Morre Paulo Roberto Teixeira, pioneiro na luta contra a Aids no Brasil
Fernando Henrique - Estágio DM
Publicado em 20 de setembro de 2026 às 15:56 | Atualizado há 21 minutos
Paulo Roberto Teixeira foi pioneiro nas políticas de saúde pública de enfrentamento ao HIV e à Aids no Brasil | Foto: Divulgação
Morreu neste sábado (19), aos 77 anos, o médico sanitarista Paulo Roberto Teixeira, pioneiro na construção de políticas de saúde pública de enfrentamento ao HIV e à Aids no país. A causa da morte não foi divulgada.
Pioneirismo no combate à Aids
Em 1983, Teixeira liderou a criação do primeiro programa de combate à Aids na América Latina, em São Paulo. Ele estabeleceu um modelo considerado inovador baseado no atendimento especializado e no respeito aos direitos humanos e à dignidade dos pacientes.
Esses pilares foram fundamentais em um momento de incertezas científicas, pânico moral e estigmatização que marcaram o início da epidemia de HIV/Aids na década de 1980. A doença era associada principalmente a homens gays e bissexuais, o que reforçou o preconceito contra a população LGBTQIA+. A associação também alimentou a falsa ideia de que o vírus estaria restrito a determinados grupos, contribuindo para a marginalização de pessoas vivendo com HIV.
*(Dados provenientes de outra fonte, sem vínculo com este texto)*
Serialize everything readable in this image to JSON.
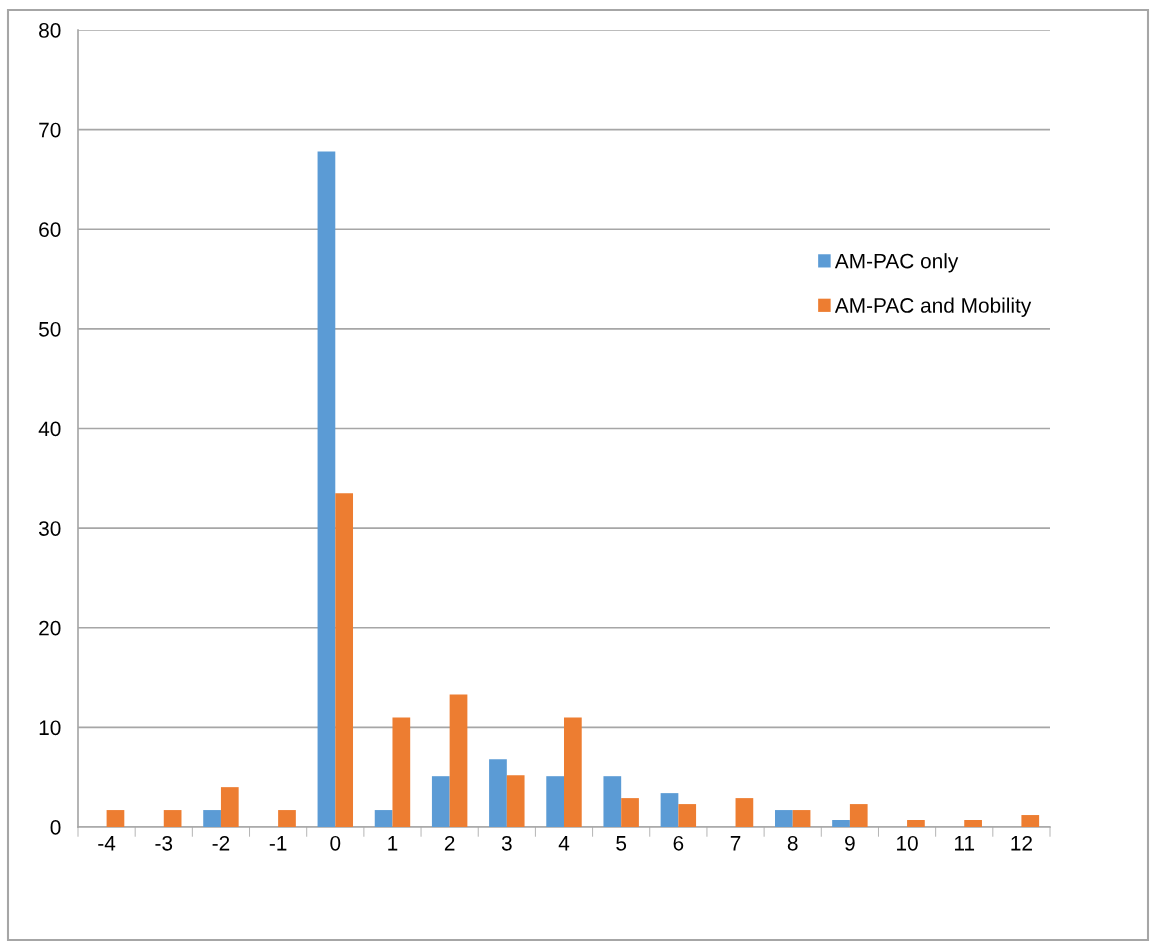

Nos anos 2000, Teixeira esteve à frente do Programa Nacional de DST/Aids do Ministério da Saúde e foi diretor do departamento de HIV/Aids da OMS (Organização Mundial da Saúde). Também atuou como consultor da OPAS (Organização Pan-Americana da Saúde).
Defesa do tratamento gratuito
O sanitarista também foi um defensor do acesso universal ao tratamento. A oferta ampla e gratuita dos medicamentos antiretrovirais se consolidou em 1996, com a lei que garantiu o direito ao tratamento gratuito a todos os pacientes pelo SUS (Sistema Único de Saúde).
Notas de pesar
O Ministério da Saúde publicou neste sábado uma nota de pesar pela morte de Teixeira.
“Sua trajetória contribuiu para fortalecer o SUS e assegurar a milhares de pessoas acesso ao cuidado e aos medicamentos antirretrovirais, além de promover uma abordagem pautada na ciência, no respeito e na garantia de direitos”, diz o texto.
O Instituto Nacional de Infectologia Evandro Chagas da Fiocruz (Fundação Oswaldo Cruz) também se manifestou.
“A saúde pública brasileira e global perde um profissional admirável, um humanista incansável e um dos arquitetos fundamentais da resposta brasileira ao HIV/Aids”, afirma a nota.
Profissinais de saúde também lamentaram a morte do médico.
“Perde-se um grande médico humanista. É uma grande dor que estou sentindo no momento”, disse o médico Táki Cordás, coordenador multidisciplinar do Instituto de Psiquiatria da Faculdade de Medicina da USP, em vídeo publicado nas redes sociais.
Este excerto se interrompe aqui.